Mbeki’s nod to massive role of Biko, BCM in the struggle

What followed mobilisation by Biko was the 1976 student revolt that saw pupils confronting armed police with stones, Azapo veteran Dr Mosibudi Mangena says.


Former president Thabo Mbeki has been hailed as the only South African post-apartheid president to have recognised the role played by the Black Consciousness Movement (BCM) in the struggle for democratic liberation, according to Azanian Peoples’ Organisation (Azapo) veteran Dr Mosibudi Mangena.

On the 41st anniversary of the death of BCM founder Steve Bantu Biko yesterday, Mangena, who is Azapo’s honorary president and a former Cabinet minister, described relations between the ruling ANC and organisations espousing the black consciousness (BC) philosophy as “cordial at times but sometimes icy and patchy”.

So low were relations with the ANC that Mangena charged: “At some point, the ANC wanted to destroy BCM.”

“It was only during Thabo Mbeki’s presidency that we saw a genuine relationship between the ANC and the BCM, which we now need to rebuild,” said Mangena.

Mbeki created unity across the ideological divide by appointing some BC and Pan Africanist adherents, like Mangena, Mojanku Gumbi and Cunningham Ngcukana, to key government positions during his presidency.

Mangena said although President Cyril Ramaphosa was delivering a Steve Biko memorial lecture tomorrow at the University of South Africa, this did not mean there were good relations between the two political formations.

“President Ramaphosa has not been invited by Azapo to deliver the Steve Biko memorial lecture, but by Unisa.”

Mangena said Biko’s political legacy and his teachings were significant for SA as a whole.

“He played an important role in the struggle for freedom by conscientising so many people, especially the young generation, not to have the fear their parents had of whites and the colonial system.

“What followed this massive mobilisation by Steve was the 1976 student revolt that saw students confronting armed police with bare hands and stones.
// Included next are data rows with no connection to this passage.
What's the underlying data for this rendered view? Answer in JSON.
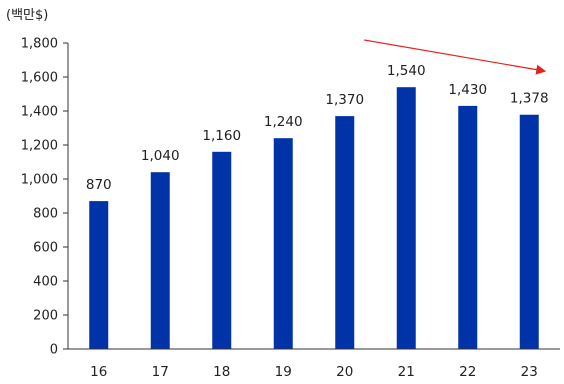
{
  "chart_data": {
    "type": "bar",
    "unit_label": "(백만$)",
    "categories": [
      "16",
      "17",
      "18",
      "19",
      "20",
      "21",
      "22",
      "23"
    ],
    "values": [
      870,
      1040,
      1160,
      1240,
      1370,
      1540,
      1430,
      1378
    ],
    "data_labels": [
      "870",
      "1,040",
      "1,160",
      "1,240",
      "1,370",
      "1,540",
      "1,430",
      "1,378"
    ],
    "ylim": [
      0,
      1800
    ],
    "yticks": [
      0,
      200,
      400,
      600,
      800,
      1000,
      1200,
      1400,
      1600,
      1800
    ],
    "ytick_labels": [
      "0",
      "200",
      "400",
      "600",
      "800",
      "1,000",
      "1,200",
      "1,400",
      "1,600",
      "1,800"
    ],
    "grid": false,
    "colors": {
      "bar": "#0033a8",
      "arrow": "#e8201b",
      "axis": "#333333"
    },
    "annotation": {
      "type": "trend-arrow",
      "direction": "down",
      "from_category": "21",
      "to_category": "23"
    }
  }
}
If not for BC, I doubt it would have happened,” said Mangena.

He said the deterioration of the BC philosophy has led to blacks “losing love for one another and causing untold harm to each other. We’re floundering, hence the corruption we see in government today. We need to rid ourselves of the legacy of colonialism.

“How do you explain the trashing of hospitals with no regard for patients – some of whom were infants – if we loved one another? We are all guilty of having failed Steve Biko by not carrying on with his noble teachings,” he said.

If Biko was alive, said Mangena, he “would have played an important role in giving the country a strategic direction due to his intellectual integrity”.